Mitigation – the process of taking steps to reduce the chance of loss or damage arising.

Moratorium – a temporary suspension of insurance cover in relation to a specific risk.

Mutual – an insurance company that is fully owned by its customers.


Negligence – failure to take proper care when undertaking an activity, which then causes loss or damage to arise.


P&C insurance – a line of insurance that covers property and casualty.

Peril – a cause of damage or injury such as fire, flood or storm.

Pet insurance – a line of insurance that covers the policyholder in the event that their pet requires medication, vaccination or surgery.

Premium – the amount of money paid by a policyholder to an insurer in return for cover.


Reinsurance – the process where insurers buy insurance for themselves, from reinsurance companies, to cover against the possibility of large losses.

Reserves – an amount of money set aside by insurers for unexpected expenses.


Specialty insurance – a line of insurance, usually for businesses, that covers unique or unusual activities not traditionally covered by other policies. Specialty insurance may include marine insurance, cyberattack insurance or insurance against identity theft.

Subrogation – a process where the insurer, acting on behalf of a policyholder who has suffered loss, pursues a third-party who has caused that loss for compensation.

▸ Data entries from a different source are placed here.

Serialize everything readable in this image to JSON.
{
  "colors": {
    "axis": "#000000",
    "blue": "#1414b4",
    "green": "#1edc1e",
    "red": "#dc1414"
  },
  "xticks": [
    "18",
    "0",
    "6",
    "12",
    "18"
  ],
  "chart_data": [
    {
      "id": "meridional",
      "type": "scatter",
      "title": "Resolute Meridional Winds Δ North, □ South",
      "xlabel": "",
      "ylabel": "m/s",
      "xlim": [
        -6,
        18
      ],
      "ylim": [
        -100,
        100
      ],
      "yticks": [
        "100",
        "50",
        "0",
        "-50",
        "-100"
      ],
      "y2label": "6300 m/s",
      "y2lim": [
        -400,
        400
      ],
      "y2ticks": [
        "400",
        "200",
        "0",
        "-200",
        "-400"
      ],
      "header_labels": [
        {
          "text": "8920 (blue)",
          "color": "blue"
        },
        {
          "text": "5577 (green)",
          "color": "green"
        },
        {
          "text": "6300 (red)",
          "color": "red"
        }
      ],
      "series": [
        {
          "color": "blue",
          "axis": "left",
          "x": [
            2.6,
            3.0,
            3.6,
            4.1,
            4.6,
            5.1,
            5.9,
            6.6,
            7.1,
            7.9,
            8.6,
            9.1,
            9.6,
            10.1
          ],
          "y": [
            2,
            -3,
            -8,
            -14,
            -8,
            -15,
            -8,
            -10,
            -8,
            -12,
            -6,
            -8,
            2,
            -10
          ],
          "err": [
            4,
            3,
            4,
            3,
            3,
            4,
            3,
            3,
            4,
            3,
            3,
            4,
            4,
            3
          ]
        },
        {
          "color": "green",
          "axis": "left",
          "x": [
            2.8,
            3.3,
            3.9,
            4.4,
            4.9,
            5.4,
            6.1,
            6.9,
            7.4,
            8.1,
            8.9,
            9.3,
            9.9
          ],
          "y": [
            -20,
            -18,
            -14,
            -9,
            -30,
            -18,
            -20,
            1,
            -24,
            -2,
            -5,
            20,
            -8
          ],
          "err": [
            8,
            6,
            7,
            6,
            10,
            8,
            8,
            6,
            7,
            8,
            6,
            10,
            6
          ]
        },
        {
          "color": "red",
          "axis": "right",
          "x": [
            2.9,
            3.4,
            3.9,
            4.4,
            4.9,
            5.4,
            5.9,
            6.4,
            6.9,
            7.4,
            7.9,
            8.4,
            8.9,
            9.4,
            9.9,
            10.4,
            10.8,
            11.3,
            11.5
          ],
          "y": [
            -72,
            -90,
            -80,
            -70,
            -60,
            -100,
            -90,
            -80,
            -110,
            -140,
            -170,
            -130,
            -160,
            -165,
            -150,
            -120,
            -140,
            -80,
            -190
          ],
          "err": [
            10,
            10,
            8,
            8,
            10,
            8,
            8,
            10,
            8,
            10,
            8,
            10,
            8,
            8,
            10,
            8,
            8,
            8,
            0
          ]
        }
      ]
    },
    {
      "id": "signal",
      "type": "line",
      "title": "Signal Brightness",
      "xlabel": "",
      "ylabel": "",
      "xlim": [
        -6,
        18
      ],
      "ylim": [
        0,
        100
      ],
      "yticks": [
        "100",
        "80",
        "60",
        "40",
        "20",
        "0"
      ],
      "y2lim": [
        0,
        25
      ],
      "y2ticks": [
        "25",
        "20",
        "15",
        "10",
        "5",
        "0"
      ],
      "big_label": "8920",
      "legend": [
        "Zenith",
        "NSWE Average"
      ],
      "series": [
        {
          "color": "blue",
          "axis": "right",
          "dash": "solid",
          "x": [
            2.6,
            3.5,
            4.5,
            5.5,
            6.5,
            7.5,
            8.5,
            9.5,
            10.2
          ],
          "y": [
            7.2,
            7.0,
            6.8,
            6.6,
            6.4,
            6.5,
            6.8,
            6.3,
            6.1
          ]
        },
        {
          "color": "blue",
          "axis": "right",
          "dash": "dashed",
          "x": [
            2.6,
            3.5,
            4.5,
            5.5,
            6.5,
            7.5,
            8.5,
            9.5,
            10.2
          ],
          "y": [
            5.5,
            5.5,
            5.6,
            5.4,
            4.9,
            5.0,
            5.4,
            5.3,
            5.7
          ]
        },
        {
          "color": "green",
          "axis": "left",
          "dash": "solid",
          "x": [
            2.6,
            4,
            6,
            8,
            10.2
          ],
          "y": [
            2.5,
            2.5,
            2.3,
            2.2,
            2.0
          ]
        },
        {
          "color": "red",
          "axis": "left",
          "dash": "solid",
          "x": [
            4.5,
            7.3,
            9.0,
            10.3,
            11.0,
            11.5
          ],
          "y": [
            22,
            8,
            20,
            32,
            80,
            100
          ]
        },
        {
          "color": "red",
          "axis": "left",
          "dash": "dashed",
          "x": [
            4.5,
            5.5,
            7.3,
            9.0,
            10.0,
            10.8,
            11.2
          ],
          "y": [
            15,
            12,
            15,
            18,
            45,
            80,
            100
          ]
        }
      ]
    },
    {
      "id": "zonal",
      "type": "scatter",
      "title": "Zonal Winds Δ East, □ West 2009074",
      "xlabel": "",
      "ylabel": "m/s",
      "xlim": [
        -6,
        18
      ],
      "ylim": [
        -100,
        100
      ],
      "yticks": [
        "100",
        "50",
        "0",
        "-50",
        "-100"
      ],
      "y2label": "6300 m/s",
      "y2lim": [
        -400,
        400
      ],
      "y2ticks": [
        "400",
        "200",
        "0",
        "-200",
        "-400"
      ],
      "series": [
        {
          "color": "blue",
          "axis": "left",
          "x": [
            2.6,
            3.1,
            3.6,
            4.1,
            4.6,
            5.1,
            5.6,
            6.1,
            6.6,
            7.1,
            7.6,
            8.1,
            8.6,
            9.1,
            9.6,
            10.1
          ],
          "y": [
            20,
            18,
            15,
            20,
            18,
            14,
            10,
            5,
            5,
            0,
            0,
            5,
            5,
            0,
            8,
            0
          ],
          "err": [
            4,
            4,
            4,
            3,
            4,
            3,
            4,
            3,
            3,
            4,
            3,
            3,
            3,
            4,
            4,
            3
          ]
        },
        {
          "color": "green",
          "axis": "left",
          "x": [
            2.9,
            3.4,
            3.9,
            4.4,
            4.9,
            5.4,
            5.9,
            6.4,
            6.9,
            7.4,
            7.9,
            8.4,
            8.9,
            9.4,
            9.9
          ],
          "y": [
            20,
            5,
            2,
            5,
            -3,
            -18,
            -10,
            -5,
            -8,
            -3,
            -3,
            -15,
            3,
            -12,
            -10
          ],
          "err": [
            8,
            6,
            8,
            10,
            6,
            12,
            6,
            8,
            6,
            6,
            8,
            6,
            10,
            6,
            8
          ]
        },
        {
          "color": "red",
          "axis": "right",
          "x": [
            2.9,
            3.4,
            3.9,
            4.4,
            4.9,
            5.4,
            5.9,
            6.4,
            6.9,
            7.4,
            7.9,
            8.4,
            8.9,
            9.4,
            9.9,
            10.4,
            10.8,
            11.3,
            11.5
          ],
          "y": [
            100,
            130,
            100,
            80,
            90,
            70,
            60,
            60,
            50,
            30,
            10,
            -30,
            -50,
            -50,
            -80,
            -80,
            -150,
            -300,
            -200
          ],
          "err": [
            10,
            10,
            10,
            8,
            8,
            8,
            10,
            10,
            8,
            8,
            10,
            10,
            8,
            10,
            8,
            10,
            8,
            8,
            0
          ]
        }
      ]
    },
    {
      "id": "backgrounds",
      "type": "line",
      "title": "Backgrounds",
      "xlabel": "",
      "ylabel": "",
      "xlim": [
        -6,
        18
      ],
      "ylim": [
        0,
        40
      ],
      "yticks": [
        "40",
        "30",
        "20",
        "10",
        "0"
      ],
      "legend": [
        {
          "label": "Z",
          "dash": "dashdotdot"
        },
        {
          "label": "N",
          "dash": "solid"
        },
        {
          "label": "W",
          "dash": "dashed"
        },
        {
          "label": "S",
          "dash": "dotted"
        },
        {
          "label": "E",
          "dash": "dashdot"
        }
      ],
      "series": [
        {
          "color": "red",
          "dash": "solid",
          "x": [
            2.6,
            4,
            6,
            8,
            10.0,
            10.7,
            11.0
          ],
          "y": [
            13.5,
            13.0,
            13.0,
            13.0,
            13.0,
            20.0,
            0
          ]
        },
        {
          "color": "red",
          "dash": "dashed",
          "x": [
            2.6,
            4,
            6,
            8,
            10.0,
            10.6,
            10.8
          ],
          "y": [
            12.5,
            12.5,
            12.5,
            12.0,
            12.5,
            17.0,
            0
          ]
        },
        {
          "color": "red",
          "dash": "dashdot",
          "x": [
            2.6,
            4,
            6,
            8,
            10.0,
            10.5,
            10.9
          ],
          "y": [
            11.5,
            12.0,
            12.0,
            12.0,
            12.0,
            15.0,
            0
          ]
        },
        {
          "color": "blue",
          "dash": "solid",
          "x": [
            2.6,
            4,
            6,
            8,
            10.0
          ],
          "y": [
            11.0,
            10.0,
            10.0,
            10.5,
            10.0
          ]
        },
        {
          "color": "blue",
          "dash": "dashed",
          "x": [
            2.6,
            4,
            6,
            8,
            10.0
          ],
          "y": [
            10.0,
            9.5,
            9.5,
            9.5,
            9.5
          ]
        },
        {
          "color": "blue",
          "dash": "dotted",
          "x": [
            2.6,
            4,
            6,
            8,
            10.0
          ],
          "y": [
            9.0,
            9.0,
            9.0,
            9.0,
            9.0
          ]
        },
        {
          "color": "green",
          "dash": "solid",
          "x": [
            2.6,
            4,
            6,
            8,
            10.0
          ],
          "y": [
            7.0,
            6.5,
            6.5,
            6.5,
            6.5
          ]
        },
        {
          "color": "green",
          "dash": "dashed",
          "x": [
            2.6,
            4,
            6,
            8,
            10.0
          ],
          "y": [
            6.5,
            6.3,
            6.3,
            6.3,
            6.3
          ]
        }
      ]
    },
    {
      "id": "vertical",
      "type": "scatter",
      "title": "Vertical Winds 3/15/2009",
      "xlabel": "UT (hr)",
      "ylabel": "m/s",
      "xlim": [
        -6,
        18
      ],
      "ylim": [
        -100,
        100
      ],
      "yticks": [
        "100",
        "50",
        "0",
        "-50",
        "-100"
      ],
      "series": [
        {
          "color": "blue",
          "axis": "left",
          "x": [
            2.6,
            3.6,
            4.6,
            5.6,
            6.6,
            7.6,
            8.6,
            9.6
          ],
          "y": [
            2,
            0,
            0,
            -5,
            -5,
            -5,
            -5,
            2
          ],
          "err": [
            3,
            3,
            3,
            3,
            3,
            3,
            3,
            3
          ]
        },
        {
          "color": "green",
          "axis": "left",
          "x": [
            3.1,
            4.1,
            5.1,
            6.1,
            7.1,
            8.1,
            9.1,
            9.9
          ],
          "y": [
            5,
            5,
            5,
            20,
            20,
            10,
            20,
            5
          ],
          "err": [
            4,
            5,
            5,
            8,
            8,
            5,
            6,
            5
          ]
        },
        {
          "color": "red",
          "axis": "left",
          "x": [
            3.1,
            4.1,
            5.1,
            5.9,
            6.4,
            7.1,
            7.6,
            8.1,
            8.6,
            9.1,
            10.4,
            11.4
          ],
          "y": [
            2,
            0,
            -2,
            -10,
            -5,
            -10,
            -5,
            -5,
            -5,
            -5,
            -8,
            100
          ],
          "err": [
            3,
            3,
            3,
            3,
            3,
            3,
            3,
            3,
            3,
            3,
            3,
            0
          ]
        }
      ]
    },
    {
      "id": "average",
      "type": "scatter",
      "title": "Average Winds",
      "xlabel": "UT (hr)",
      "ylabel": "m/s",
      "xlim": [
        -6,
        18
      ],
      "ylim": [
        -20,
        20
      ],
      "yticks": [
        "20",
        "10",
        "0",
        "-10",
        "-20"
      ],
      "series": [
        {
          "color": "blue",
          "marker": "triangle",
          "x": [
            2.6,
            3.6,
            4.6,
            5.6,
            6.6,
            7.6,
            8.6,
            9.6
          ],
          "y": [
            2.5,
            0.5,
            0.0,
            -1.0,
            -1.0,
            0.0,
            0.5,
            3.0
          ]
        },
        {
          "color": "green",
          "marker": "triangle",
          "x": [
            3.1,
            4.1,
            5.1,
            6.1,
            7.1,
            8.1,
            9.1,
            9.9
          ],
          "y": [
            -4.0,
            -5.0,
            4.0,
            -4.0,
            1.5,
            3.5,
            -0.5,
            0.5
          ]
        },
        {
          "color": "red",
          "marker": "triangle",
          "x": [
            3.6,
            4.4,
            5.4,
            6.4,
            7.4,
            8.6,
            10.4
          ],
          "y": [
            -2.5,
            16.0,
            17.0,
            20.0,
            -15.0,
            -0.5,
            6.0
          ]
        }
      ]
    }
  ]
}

Surety – someone that takes responsibility for another person’s debt or obligations.


Third party – in relation to auto insurance in particular, a person involved in a claim who is neither the policyholder nor the insurer.



Underinsured – a situation where a policyholder is insured for less than the value at risk.

Underwriter – a person who assesses risk on behalf of an insurer and assumes that risk in return for a fee.

Uninsurable – an event or situation which is not covered by any insurance policy because it is either inevitable, unstoppable or unlawful.


Vis major – otherwise known as an ‘act of God’ or ‘force majeure’, an event which could not have been foreseen or prevented such as an earthquake or volcanic eruption.